Resolver groups are also a leftover from the past when systems were simple and could generally be resolved in a technical silo, because it was a mainframe issue or a network issue and it was obvious what the problem was. Today problem determination and allocating an incident to the right resolver group on the first attempt is a matter of chance. I have seen an average of three to five handoffs per incident as being a normal distribution in todays IT Operations.
The other thing that 20th Century Operations misses out is the Customer. Read any marketing book for the last 50 years and the first rule is to put the customer at the centre of your business, that is how high growth, successful companies work. We must ask ourselves what the customer wants from IT Operations and funnily enough it is very simple, they want IT Operations to protect and recover the services that we manage for them. So what do we do? Typically we don’t even understand the end to end service that the customer has been sold. We focus on fixing boxes and recovering networks without any clear understanding of how the customer is affected.
If you believe what I am saying, then it is clear that 20th Century IT Operations is fatally flawed and needs a complete rethink. Multiple levels of support doesn’t work, log and flog adds no value and where is the Customer?
So this is where Customer Experience Management comes in. CEM is where IT Operations throws out the rule book and starts again. Starts again with a total focus on Customer Experience and Service. OK so it sounds a bit trite and Business School speak but I promise you it works. The boring picture above is of my old boss Al-noor Ramji the CIO of BT visiting the Customer Experience Management Centre in Sheffield UK. He came to see what had happened to radically change incident handling, customer satisfaction and trouble to resolve cycle times. He came to see how BT fixed it’s Broadband Lead to Provision service which led directly to BT’s massive growth in broadband subscribers. He came to see how we put customers are the centre of IT Operations.
So what is Customer Experience Management all about and how does one implement CEM in a real business? Actually it is quite simple:
- First we work out what services we want to support.
- Then we create tube maps of each end to end service (as experienced by the customer)
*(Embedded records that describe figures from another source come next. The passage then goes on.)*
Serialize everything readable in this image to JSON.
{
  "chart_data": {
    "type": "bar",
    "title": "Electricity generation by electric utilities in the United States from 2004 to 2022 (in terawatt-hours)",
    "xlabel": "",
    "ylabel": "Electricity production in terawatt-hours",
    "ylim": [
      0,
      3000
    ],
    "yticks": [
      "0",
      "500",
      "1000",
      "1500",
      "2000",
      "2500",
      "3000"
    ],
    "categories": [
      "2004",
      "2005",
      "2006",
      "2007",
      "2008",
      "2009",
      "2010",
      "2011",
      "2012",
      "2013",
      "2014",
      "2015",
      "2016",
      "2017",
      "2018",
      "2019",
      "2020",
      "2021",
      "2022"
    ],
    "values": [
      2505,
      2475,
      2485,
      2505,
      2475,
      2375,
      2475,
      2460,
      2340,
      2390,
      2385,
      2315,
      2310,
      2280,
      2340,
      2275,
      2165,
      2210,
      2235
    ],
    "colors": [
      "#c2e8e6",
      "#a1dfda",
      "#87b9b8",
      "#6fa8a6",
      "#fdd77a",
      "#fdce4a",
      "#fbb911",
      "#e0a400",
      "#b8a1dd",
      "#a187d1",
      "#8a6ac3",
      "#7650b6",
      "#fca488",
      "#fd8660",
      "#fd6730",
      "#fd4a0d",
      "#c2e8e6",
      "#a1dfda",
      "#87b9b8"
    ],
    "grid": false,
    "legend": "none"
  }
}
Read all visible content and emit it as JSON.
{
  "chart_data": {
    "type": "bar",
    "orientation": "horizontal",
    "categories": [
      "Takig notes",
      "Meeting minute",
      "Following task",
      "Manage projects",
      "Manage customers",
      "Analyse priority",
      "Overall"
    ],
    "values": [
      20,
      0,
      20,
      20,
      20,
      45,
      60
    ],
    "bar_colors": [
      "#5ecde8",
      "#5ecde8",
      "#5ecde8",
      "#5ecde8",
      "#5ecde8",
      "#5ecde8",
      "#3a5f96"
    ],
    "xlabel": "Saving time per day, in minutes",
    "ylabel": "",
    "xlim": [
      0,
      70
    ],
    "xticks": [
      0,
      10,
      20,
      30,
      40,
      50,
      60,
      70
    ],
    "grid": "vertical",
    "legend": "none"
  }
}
- Then we appoint a Service Operations Manager to own Service Protection and Recovery
- Then we organize around service
- By up-skilling the operators to understand the service
- By ensuring that every part of our business that is involved in delivering the service is integrated
- By co-locating the people with the right level of skill to fix service in the same room
- Then we build instrumentation that tells us if the customer experience of the service is good
- We put tools exploitation engineers in the CEMC to reduce Problem Management cycle time
- We also need to drive standardization of the IT Infrastructure (less urgent)
- We need to drive autonomics to improve compliance, build standards and cycle time
By taking this approach we kill off the problems of 20th Century IT Operations. We reduce trouble to resolve cycle times by co-locating the necessary skills in one place and taking out the hand off time (85% reduction). We focus on service by organizing around key services and mapping those services using instrumentation working along the tube maps. We delight customers by caring about the same thing they do Service Protection and Service Recovery. Service Recovery works better because initial triage, where we work out where to focus our attentions, is enabled by understanding which issues are actually impacting customer experience.